"I will be outspent." This simple phrase headed an email President Obama recently sent to supporters.
"We can be outspent and still win," the message read. "But we can't be outspent 10 to 1 and still win." Obama asked for donations of as little as $3 to compete against the deep pockets of Republican challenger Mitt Romney and the super political action committees that back him.
Pro-Obama superPACs simply haven't been able to keep pace, Robert Draper writes in this week's New York Times Magazine.
Republican superPACs Crossroads GPS and Restore Our Future expect to raise a total of $400 million by the time the election comes around in November. An additional $400 million has been pledged by billionaire brothers Charles and David Koch.
The pro-Obama superPAC Priorities USA, on the other hand, hopes to raise $100 million, according to Draper.
There's absolutely no arms race here, he says. "Basically, they've implicitly conceded that they cannot match dollar-for-dollar," he says.
Draper spoke to weekends on All Things Considered host Guy Raz about whether the Democrats can still gain an edge.
On the pro-Obama SuperPAC Priorities USA
"Fully a year after the Citizen's United Supreme Court decision, a number of superPACs had cropped up as a direct result of that decision, but none on the Democratic side. And concern was mounting in a lot of corners that this sort of unilateral disarmament that had, in large part, been promulgated by President Obama ... was going to have major consequences in the 2012 election.
"So, [Priorities USA founders Bill Burton and Sean Sweeney] figured this was a void they would fill and were not deterred by the fact that they'd never done anything like this before — these guys were messaging and campaigning strategy guys, not guys that went around raising money from rich people."
On the Obama's change of heart on superPACs
"Obama had staked out a position that these superPACs were bad, and I think he read — correctly, for the most part — that a lot of Democrats would feel that way.
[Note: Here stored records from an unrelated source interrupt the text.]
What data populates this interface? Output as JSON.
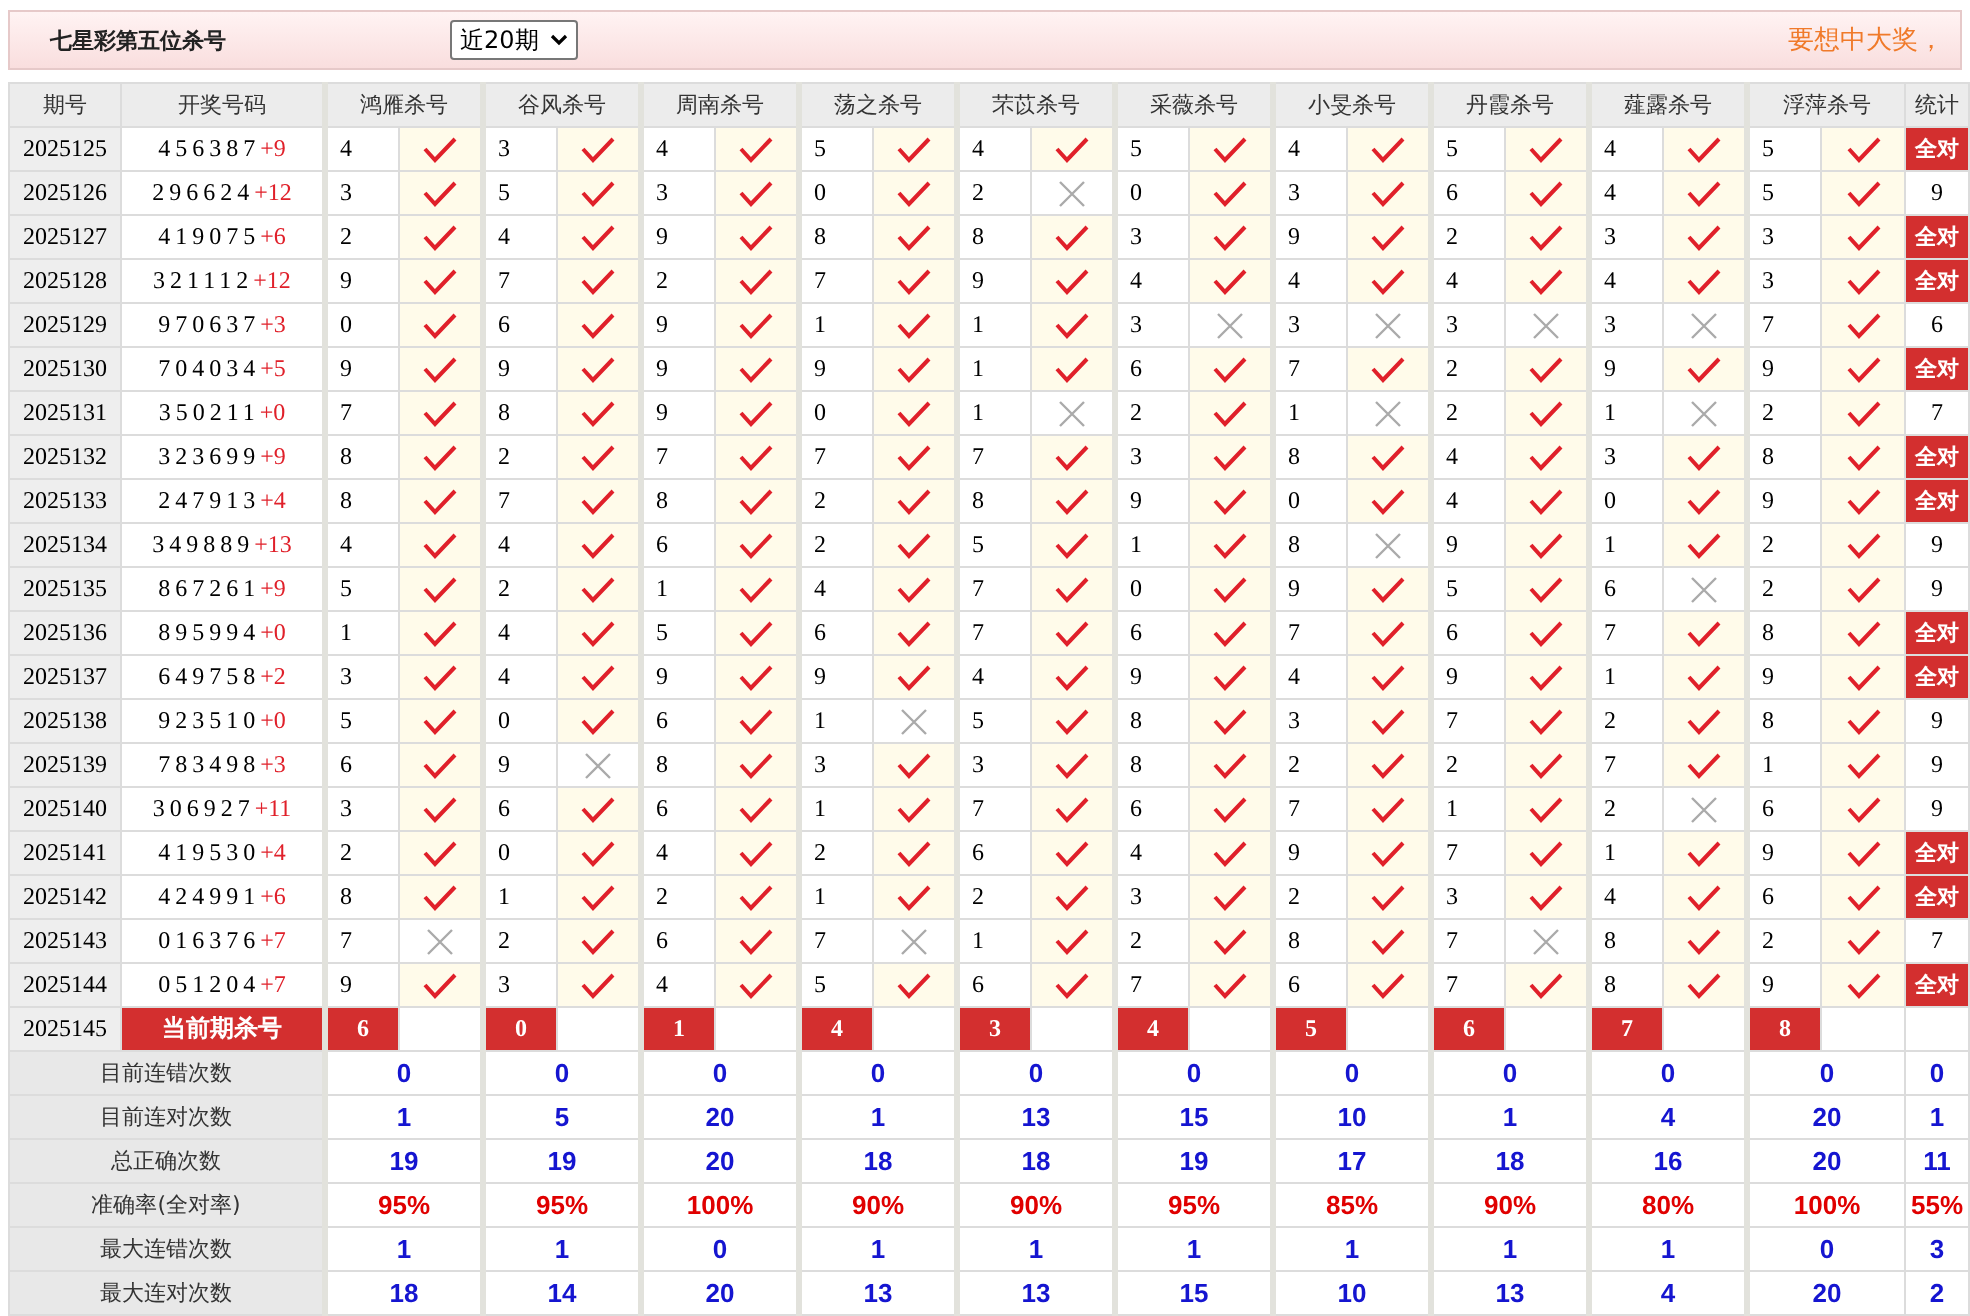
{
  "header": {
    "title": "七星彩第五位杀号",
    "period_select": "近20期",
    "slogan": "要想中大奖，"
  },
  "table": {
    "columns": [
      "期号",
      "开奖号码",
      "鸿雁杀号",
      "谷风杀号",
      "周南杀号",
      "荡之杀号",
      "芣苡杀号",
      "采薇杀号",
      "小旻杀号",
      "丹霞杀号",
      "薤露杀号",
      "浮萍杀号",
      "统计"
    ],
    "rows": [
      {
        "issue": "2025125",
        "draw": "456387",
        "extra": "+9",
        "picks": [
          {
            "number": "4",
            "hit": true
          },
          {
            "number": "3",
            "hit": true
          },
          {
            "number": "4",
            "hit": true
          },
          {
            "number": "5",
            "hit": true
          },
          {
            "number": "4",
            "hit": true
          },
          {
            "number": "5",
            "hit": true
          },
          {
            "number": "4",
            "hit": true
          },
          {
            "number": "5",
            "hit": true
          },
          {
            "number": "4",
            "hit": true
          },
          {
            "number": "5",
            "hit": true
          }
        ],
        "stat": {
          "kind": "badge",
          "text": "全对"
        }
      },
      {
        "issue": "2025126",
        "draw": "296624",
        "extra": "+12",
        "picks": [
          {
            "number": "3",
            "hit": true
          },
          {
            "number": "5",
            "hit": true
          },
          {
            "number": "3",
            "hit": true
          },
          {
            "number": "0",
            "hit": true
          },
          {
            "number": "2",
            "hit": false
          },
          {
            "number": "0",
            "hit": true
          },
          {
            "number": "3",
            "hit": true
          },
          {
            "number": "6",
            "hit": true
          },
          {
            "number": "4",
            "hit": true
          },
          {
            "number": "5",
            "hit": true
          }
        ],
        "stat": {
          "kind": "plain",
          "text": "9"
        }
      },
      {
        "issue": "2025127",
        "draw": "419075",
        "extra": "+6",
        "picks": [
          {
            "number": "2",
            "hit": true
          },
          {
            "number": "4",
            "hit": true
          },
          {
            "number": "9",
            "hit": true
          },
          {
            "number": "8",
            "hit": true
          },
          {
            "number": "8",
            "hit": true
          },
          {
            "number": "3",
            "hit": true
          },
          {
            "number": "9",
            "hit": true
          },
          {
            "number": "2",
            "hit": true
          },
          {
            "number": "3",
            "hit": true
          },
          {
            "number": "3",
            "hit": true
          }
        ],
        "stat": {
          "kind": "badge",
          "text": "全对"
        }
      },
      {
        "issue": "2025128",
        "draw": "321112",
        "extra": "+12",
        "picks": [
          {
            "number": "9",
            "hit": true
          },
          {
            "number": "7",
            "hit": true
          },
          {
            "number": "2",
            "hit": true
          },
          {
            "number": "7",
            "hit": true
          },
          {
            "number": "9",
            "hit": true
          },
          {
            "number": "4",
            "hit": true
          },
          {
            "number": "4",
            "hit": true
          },
          {
            "number": "4",
            "hit": true
          },
          {
            "number": "4",
            "hit": true
          },
          {
            "number": "3",
            "hit": true
          }
        ],
        "stat": {
          "kind": "badge",
          "text": "全对"
        }
      },
      {
        "issue": "2025129",
        "draw": "970637",
        "extra": "+3",
        "picks": [
          {
            "number": "0",
            "hit": true
          },
          {
            "number": "6",
            "hit": true
          },
          {
            "number": "9",
            "hit": true
          },
          {
            "number": "1",
            "hit": true
          },
          {
            "number": "1",
            "hit": true
          },
          {
            "number": "3",
            "hit": false
          },
          {
            "number": "3",
            "hit": false
          },
          {
            "number": "3",
            "hit": false
          },
          {
            "number": "3",
            "hit": false
          },
          {
            "number": "7",
            "hit": true
          }
        ],
        "stat": {
          "kind": "plain",
          "text": "6"
        }
      },
      {
        "issue": "2025130",
        "draw": "704034",
        "extra": "+5",
        "picks": [
          {
            "number": "9",
            "hit": true
          },
          {
            "number": "9",
            "hit": true
          },
          {
            "number": "9",
            "hit": true
          },
          {
            "number": "9",
            "hit": true
          },
          {
            "number": "1",
            "hit": true
          },
          {
            "number": "6",
            "hit": true
          },
          {
            "number": "7",
            "hit": true
          },
          {
            "number": "2",
            "hit": true
          },
          {
            "number": "9",
            "hit": true
          },
          {
            "number": "9",
            "hit": true
          }
        ],
        "stat": {
          "kind": "badge",
          "text": "全对"
        }
      },
      {
        "issue": "2025131",
        "draw": "350211",
        "extra": "+0",
        "picks": [
          {
            "number": "7",
            "hit": true
          },
          {
            "number": "8",
            "hit": true
          },
          {
            "number": "9",
            "hit": true
          },
          {
            "number": "0",
            "hit": true
          },
          {
            "number": "1",
            "hit": false
          },
          {
            "number": "2",
            "hit": true
          },
          {
            "number": "1",
            "hit": false
          },
          {
            "number": "2",
            "hit": true
          },
          {
            "number": "1",
            "hit": false
          },
          {
            "number": "2",
            "hit": true
          }
        ],
        "stat": {
          "kind": "plain",
          "text": "7"
        }
      },
      {
        "issue": "2025132",
        "draw": "323699",
        "extra": "+9",
        "picks": [
          {
            "number": "8",
            "hit": true
          },
          {
            "number": "2",
            "hit": true
          },
          {
            "number": "7",
            "hit": true
          },
          {
            "number": "7",
            "hit": true
          },
          {
            "number": "7",
            "hit": true
          },
          {
            "number": "3",
            "hit": true
          },
          {
            "number": "8",
            "hit": true
          },
          {
            "number": "4",
            "hit": true
          },
          {
            "number": "3",
            "hit": true
          },
          {
            "number": "8",
            "hit": true
          }
        ],
        "stat": {
          "kind": "badge",
          "text": "全对"
        }
      },
      {
        "issue": "2025133",
        "draw": "247913",
        "extra": "+4",
        "picks": [
          {
            "number": "8",
            "hit": true
          },
          {
            "number": "7",
            "hit": true
          },
          {
            "number": "8",
            "hit": true
          },
          {
            "number": "2",
            "hit": true
          },
          {
            "number": "8",
            "hit": true
          },
          {
            "number": "9",
            "hit": true
          },
          {
            "number": "0",
            "hit": true
          },
          {
            "number": "4",
            "hit": true
          },
          {
            "number": "0",
            "hit": true
          },
          {
            "number": "9",
            "hit": true
          }
        ],
        "stat": {
          "kind": "badge",
          "text": "全对"
        }
      },
      {
        "issue": "2025134",
        "draw": "349889",
        "extra": "+13",
        "picks": [
          {
            "number": "4",
            "hit": true
          },
          {
            "number": "4",
            "hit": true
          },
          {
            "number": "6",
            "hit": true
          },
          {
            "number": "2",
            "hit": true
          },
          {
            "number": "5",
            "hit": true
          },
          {
            "number": "1",
            "hit": true
          },
          {
            "number": "8",
            "hit": false
          },
          {
            "number": "9",
            "hit": true
          },
          {
            "number": "1",
            "hit": true
          },
          {
            "number": "2",
            "hit": true
          }
        ],
        "stat": {
          "kind": "plain",
          "text": "9"
        }
      },
      {
        "issue": "2025135",
        "draw": "867261",
        "extra": "+9",
        "picks": [
          {
            "number": "5",
            "hit": true
          },
          {
            "number": "2",
            "hit": true
          },
          {
            "number": "1",
            "hit": true
          },
          {
            "number": "4",
            "hit": true
          },
          {
            "number": "7",
            "hit": true
          },
          {
            "number": "0",
            "hit": true
          },
          {
            "number": "9",
            "hit": true
          },
          {
            "number": "5",
            "hit": true
          },
          {
            "number": "6",
            "hit": false
          },
          {
            "number": "2",
            "hit": true
          }
        ],
        "stat": {
          "kind": "plain",
          "text": "9"
        }
      },
      {
        "issue": "2025136",
        "draw": "895994",
        "extra": "+0",
        "picks": [
          {
            "number": "1",
            "hit": true
          },
          {
            "number": "4",
            "hit": true
          },
          {
            "number": "5",
            "hit": true
          },
          {
            "number": "6",
            "hit": true
          },
          {
            "number": "7",
            "hit": true
          },
          {
            "number": "6",
            "hit": true
          },
          {
            "number": "7",
            "hit": true
          },
          {
            "number": "6",
            "hit": true
          },
          {
            "number": "7",
            "hit": true
          },
          {
            "number": "8",
            "hit": true
          }
        ],
        "stat": {
          "kind": "badge",
          "text": "全对"
        }
      },
      {
        "issue": "2025137",
        "draw": "649758",
        "extra": "+2",
        "picks": [
          {
            "number": "3",
            "hit": true
          },
          {
            "number": "4",
            "hit": true
          },
          {
            "number": "9",
            "hit": true
          },
          {
            "number": "9",
            "hit": true
          },
          {
            "number": "4",
            "hit": true
          },
          {
            "number": "9",
            "hit": true
          },
          {
            "number": "4",
            "hit": true
          },
          {
            "number": "9",
            "hit": true
          },
          {
            "number": "1",
            "hit": true
          },
          {
            "number": "9",
            "hit": true
          }
        ],
        "stat": {
          "kind": "badge",
          "text": "全对"
        }
      },
      {
        "issue": "2025138",
        "draw": "923510",
        "extra": "+0",
        "picks": [
          {
            "number": "5",
            "hit": true
          },
          {
            "number": "0",
            "hit": true
          },
          {
            "number": "6",
            "hit": true
          },
          {
            "number": "1",
            "hit": false
          },
          {
            "number": "5",
            "hit": true
          },
          {
            "number": "8",
            "hit": true
          },
          {
            "number": "3",
            "hit": true
          },
          {
            "number": "7",
            "hit": true
          },
          {
            "number": "2",
            "hit": true
          },
          {
            "number": "8",
            "hit": true
          }
        ],
        "stat": {
          "kind": "plain",
          "text": "9"
        }
      },
      {
        "issue": "2025139",
        "draw": "783498",
        "extra": "+3",
        "picks": [
          {
            "number": "6",
            "hit": true
          },
          {
            "number": "9",
            "hit": false
          },
          {
            "number": "8",
            "hit": true
          },
          {
            "number": "3",
            "hit": true
          },
          {
            "number": "3",
            "hit": true
          },
          {
            "number": "8",
            "hit": true
          },
          {
            "number": "2",
            "hit": true
          },
          {
            "number": "2",
            "hit": true
          },
          {
            "number": "7",
            "hit": true
          },
          {
            "number": "1",
            "hit": true
          }
        ],
        "stat": {
          "kind": "plain",
          "text": "9"
        }
      },
      {
        "issue": "2025140",
        "draw": "306927",
        "extra": "+11",
        "picks": [
          {
            "number": "3",
            "hit": true
          },
          {
            "number": "6",
            "hit": true
          },
          {
            "number": "6",
            "hit": true
          },
          {
            "number": "1",
            "hit": true
          },
          {
            "number": "7",
            "hit": true
          },
          {
            "number": "6",
            "hit": true
          },
          {
            "number": "7",
            "hit": true
          },
          {
            "number": "1",
            "hit": true
          },
          {
            "number": "2",
            "hit": false
          },
          {
            "number": "6",
            "hit": true
          }
        ],
        "stat": {
          "kind": "plain",
          "text": "9"
        }
      },
      {
        "issue": "2025141",
        "draw": "419530",
        "extra": "+4",
        "picks": [
          {
            "number": "2",
            "hit": true
          },
          {
            "number": "0",
            "hit": true
          },
          {
            "number": "4",
            "hit": true
          },
          {
            "number": "2",
            "hit": true
          },
          {
            "number": "6",
            "hit": true
          },
          {
            "number": "4",
            "hit": true
          },
          {
            "number": "9",
            "hit": true
          },
          {
            "number": "7",
            "hit": true
          },
          {
            "number": "1",
            "hit": true
          },
          {
            "number": "9",
            "hit": true
          }
        ],
        "stat": {
          "kind": "badge",
          "text": "全对"
        }
      },
      {
        "issue": "2025142",
        "draw": "424991",
        "extra": "+6",
        "picks": [
          {
            "number": "8",
            "hit": true
          },
          {
            "number": "1",
            "hit": true
          },
          {
            "number": "2",
            "hit": true
          },
          {
            "number": "1",
            "hit": true
          },
          {
            "number": "2",
            "hit": true
          },
          {
            "number": "3",
            "hit": true
          },
          {
            "number": "2",
            "hit": true
          },
          {
            "number": "3",
            "hit": true
          },
          {
            "number": "4",
            "hit": true
          },
          {
            "number": "6",
            "hit": true
          }
        ],
        "stat": {
          "kind": "badge",
          "text": "全对"
        }
      },
      {
        "issue": "2025143",
        "draw": "016376",
        "extra": "+7",
        "picks": [
          {
            "number": "7",
            "hit": false
          },
          {
            "number": "2",
            "hit": true
          },
          {
            "number": "6",
            "hit": true
          },
          {
            "number": "7",
            "hit": false
          },
          {
            "number": "1",
            "hit": true
          },
          {
            "number": "2",
            "hit": true
          },
          {
            "number": "8",
            "hit": true
          },
          {
            "number": "7",
            "hit": false
          },
          {
            "number": "8",
            "hit": true
          },
          {
            "number": "2",
            "hit": true
          }
        ],
        "stat": {
          "kind": "plain",
          "text": "7"
        }
      },
      {
        "issue": "2025144",
        "draw": "051204",
        "extra": "+7",
        "picks": [
          {
            "number": "9",
            "hit": true
          },
          {
            "number": "3",
            "hit": true
          },
          {
            "number": "4",
            "hit": true
          },
          {
            "number": "5",
            "hit": true
          },
          {
            "number": "6",
            "hit": true
          },
          {
            "number": "7",
            "hit": true
          },
          {
            "number": "6",
            "hit": true
          },
          {
            "number": "7",
            "hit": true
          },
          {
            "number": "8",
            "hit": true
          },
          {
            "number": "9",
            "hit": true
          }
        ],
        "stat": {
          "kind": "badge",
          "text": "全对"
        }
      }
    ],
    "current": {
      "issue": "2025145",
      "label": "当前期杀号",
      "kills": [
        "6",
        "0",
        "1",
        "4",
        "3",
        "4",
        "5",
        "6",
        "7",
        "8"
      ]
    },
    "stats": [
      {
        "label": "目前连错次数",
        "kind": "count",
        "values": [
          "0",
          "0",
          "0",
          "0",
          "0",
          "0",
          "0",
          "0",
          "0",
          "0",
          "0"
        ]
      },
      {
        "label": "目前连对次数",
        "kind": "count",
        "values": [
          "1",
          "5",
          "20",
          "1",
          "13",
          "15",
          "10",
          "1",
          "4",
          "20",
          "1"
        ]
      },
      {
        "label": "总正确次数",
        "kind": "count",
        "values": [
          "19",
          "19",
          "20",
          "18",
          "18",
          "19",
          "17",
          "18",
          "16",
          "20",
          "11"
        ]
      },
      {
        "label": "准确率(全对率)",
        "kind": "rate",
        "values": [
          "95%",
          "95%",
          "100%",
          "90%",
          "90%",
          "95%",
          "85%",
          "90%",
          "80%",
          "100%",
          "55%"
        ]
      },
      {
        "label": "最大连错次数",
        "kind": "count",
        "values": [
          "1",
          "1",
          "0",
          "1",
          "1",
          "1",
          "1",
          "1",
          "1",
          "0",
          "3"
        ]
      },
      {
        "label": "最大连对次数",
        "kind": "count",
        "values": [
          "18",
          "14",
          "20",
          "13",
          "13",
          "15",
          "10",
          "13",
          "4",
          "20",
          "2"
        ]
      }
    ]
  }
}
But by December of 2011, when the gross disparity between what the Republicans were raising in terms of superPAC monies and what Priorities USA was raising ... then the campaign manager Jim Messina showed those numbers to fellow adviser David Axelrod ... It was at that time that Obama finally said, 'We're not going to unilaterally disarm,' and 'Go forth and prosper, Priorities USA."
On Priorities USA's strategy
"Given that they can't match the Republicans dollar-for-dollar, what they believe that they've got to do ... is to frame Romney in a very negative light, to basically tell a story of Romney that would repel voters from him.
"What they came across ... was a narrative based on Romney's time at Bain Capital, the private equity group.
"Their thinking behind this is not just that all these people who were laid off as a result of certain acquisitions of companies by Bain, but it was even more effective as a means of explaining who Mitt Romney is because Romney's message he's been telling people over and over is, 'I understand how the economy works.' ... And the rejoinder in these ads that Priorities USA has put out is implicitly that he does know how the economy works, but he's only interested in making it work for rich guys like himself."
On the effectiveness of Priorities USA's ads
"There's pretty hard statistical evidence that both sides have seen that in swing states and amongst independent voters ... that Romney's unfavorables have gone up and those people who've been polled and been interviewed about this have in fact cited, 'Well, it's terrible what he did, laying off these people.'
"It's clear that it's having an effect now. Will it ultimately have that much of an effect? Will they manage to turn that many voters, especially given that in the fall, these hundreds of millions of dollars from the Republican side will be unleashed in terms of negative attacks on Obama? Will their ability to shake up swing voters in these particularly targeted areas make much of a difference? We'll have to see."